Velar sigue siendo un rito importante
Aceptar la realidad de la muerte, recibir el apoyo social y familiar y validar expresiones de dolor son parte de su misión.
Sentarse frente al ataúd. Rodearse de familiares, amigos y conocidos. Llorar, dudar, negar.
El mejor momento para estas reacciones es la velación. La misma, es la posibilidad de caminar hacia el duelo y que permitirá la aceptación de que una persona a quien se le tenía cariño dejará de estar presente físicamente.
Juan Sebastián Acosta Zapata, psicólogo coordinador de rituales significativos de Villanueva Casa de Velación, resalta que “las velaciones son determinantes para la elaboración de un proceso de duelo por varias razones, una de estas es que la velación favorece la aceptación de la pérdida. Es decir, la confrontación con la realidad, que el otro que yo amaba se ha transformado y ya no va a estar de la manera que usualmente estaba. Permite que la persona se confronte con esa realidad”.
El especialista agrega que este también es un espacio que permite recibir un apoyo simbólico de las personas cercanas. “Es uno de los pocos espacios que quedan en la sociedad a través de los cuales hay un lugar y un espacio adecuado para recibir el apoyo simbólico y leal de las personas que nos quieren y nos acompañan. Allí se da la ternura, la solidaridad, el acompañamiento, el apoyo de manera masiva. Además permite la expresión emocional que en otros contextos no sería bien vista: el llanto, el alargue del dolor, el grito, todo aquello que permita que el ser humano elabore ese primer momento del duelo y pueda expresar la emocionalidad”, dice.
Para la aceptación
La velación es un asunto que junto con lo emocional, también toca la esfera de la salubridad.

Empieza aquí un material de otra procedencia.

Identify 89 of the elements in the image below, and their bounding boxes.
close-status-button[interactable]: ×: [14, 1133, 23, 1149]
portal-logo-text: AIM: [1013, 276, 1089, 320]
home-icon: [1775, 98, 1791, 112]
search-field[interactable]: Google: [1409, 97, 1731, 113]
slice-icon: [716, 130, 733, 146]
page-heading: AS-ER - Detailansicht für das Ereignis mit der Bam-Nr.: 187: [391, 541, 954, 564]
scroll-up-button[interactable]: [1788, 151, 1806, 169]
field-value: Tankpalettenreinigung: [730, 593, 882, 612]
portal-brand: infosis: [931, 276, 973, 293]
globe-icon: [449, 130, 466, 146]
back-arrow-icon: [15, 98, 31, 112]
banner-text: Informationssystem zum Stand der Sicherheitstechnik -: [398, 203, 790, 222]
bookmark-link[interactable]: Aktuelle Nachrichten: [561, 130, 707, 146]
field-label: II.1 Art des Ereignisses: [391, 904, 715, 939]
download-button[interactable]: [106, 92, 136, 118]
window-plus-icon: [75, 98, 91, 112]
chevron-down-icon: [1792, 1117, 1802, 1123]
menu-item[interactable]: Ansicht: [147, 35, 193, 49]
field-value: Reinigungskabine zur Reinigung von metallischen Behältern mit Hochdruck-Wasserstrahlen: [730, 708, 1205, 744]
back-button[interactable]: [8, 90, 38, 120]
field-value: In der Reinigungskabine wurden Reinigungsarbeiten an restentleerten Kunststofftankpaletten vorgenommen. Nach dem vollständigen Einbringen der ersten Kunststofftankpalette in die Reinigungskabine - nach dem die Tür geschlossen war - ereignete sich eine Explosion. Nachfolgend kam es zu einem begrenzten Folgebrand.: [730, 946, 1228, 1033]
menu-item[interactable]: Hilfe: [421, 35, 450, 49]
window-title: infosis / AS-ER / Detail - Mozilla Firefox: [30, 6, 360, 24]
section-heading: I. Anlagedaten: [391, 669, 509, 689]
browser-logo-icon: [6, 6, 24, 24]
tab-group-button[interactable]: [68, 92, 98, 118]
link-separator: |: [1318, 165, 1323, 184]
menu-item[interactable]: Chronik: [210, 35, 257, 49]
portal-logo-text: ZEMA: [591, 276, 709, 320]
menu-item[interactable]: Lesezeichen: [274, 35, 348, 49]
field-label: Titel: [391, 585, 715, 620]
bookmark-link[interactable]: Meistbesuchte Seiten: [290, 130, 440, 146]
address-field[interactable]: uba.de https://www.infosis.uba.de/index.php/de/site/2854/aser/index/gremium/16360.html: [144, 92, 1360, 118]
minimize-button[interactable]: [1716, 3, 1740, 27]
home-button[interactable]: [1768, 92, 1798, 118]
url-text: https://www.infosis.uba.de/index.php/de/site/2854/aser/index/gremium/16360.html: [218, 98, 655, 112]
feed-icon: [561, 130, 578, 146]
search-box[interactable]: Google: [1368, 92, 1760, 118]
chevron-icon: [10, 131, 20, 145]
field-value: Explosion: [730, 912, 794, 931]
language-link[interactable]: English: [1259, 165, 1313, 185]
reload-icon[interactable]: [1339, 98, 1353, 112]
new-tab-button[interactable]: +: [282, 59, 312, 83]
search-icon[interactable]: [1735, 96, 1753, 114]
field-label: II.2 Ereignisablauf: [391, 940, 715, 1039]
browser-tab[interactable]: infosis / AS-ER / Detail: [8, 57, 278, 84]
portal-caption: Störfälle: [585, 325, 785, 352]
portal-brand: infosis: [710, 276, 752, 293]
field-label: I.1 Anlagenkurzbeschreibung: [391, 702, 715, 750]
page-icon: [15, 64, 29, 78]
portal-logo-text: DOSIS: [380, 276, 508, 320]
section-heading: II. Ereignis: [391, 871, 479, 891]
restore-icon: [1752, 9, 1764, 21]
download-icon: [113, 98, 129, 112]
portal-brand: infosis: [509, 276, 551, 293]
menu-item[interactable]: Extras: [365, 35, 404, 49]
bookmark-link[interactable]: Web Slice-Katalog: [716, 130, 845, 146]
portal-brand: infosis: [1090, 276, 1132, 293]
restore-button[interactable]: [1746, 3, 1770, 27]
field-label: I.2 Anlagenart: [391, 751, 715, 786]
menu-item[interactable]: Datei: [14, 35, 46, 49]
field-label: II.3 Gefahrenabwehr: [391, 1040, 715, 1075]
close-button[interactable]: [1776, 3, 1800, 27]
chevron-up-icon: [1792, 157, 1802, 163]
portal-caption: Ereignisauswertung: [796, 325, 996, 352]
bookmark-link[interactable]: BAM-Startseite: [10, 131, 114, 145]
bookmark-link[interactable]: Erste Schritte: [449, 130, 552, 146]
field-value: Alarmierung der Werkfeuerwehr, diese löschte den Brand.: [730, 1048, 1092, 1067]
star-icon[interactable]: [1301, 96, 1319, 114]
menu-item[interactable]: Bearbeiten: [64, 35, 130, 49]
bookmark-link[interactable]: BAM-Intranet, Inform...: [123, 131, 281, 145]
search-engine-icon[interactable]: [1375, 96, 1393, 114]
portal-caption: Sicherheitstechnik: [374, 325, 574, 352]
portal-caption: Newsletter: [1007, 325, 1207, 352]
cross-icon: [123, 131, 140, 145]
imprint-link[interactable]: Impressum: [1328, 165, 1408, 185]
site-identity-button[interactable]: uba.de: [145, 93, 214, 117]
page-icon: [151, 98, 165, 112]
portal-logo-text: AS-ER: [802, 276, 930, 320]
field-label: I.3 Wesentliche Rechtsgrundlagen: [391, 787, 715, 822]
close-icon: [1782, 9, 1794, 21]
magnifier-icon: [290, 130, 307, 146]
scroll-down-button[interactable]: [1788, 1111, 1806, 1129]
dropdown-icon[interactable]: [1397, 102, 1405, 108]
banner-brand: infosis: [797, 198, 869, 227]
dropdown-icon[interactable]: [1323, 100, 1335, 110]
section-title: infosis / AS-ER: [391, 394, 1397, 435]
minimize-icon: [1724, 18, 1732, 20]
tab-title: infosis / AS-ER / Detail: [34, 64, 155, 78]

Dar este paso de aceptación permite una labor destacable en la prevención promoción en la salud.
De esta manera lo detalla Isabel Arango Isaza, directora ejecutiva de la Unidad de Duelo de la Funeraria San Vicente, quien explica que las velaciones “tienen una utilidad importantísima para los seres humanos y que dista mucho de ser solamente ambiental, ya que tienen un efecto en nuestra salud mental., porque favorece lo que llamamos la aceptación de la muerte”.
Resalta la Directora que “las personas que no tienen la oportunidad de hacer rituales de despedida no logran confirmar esta muerte y se dificulta mucho más este primer proceso de la aceptación. Las velaciones son la manera que tenemos de aceptar la realidad y nos permite ubicarnos en que el fallecido va a otro lugar y que nosotros nos devolvemos a continuar con nuestra vida”.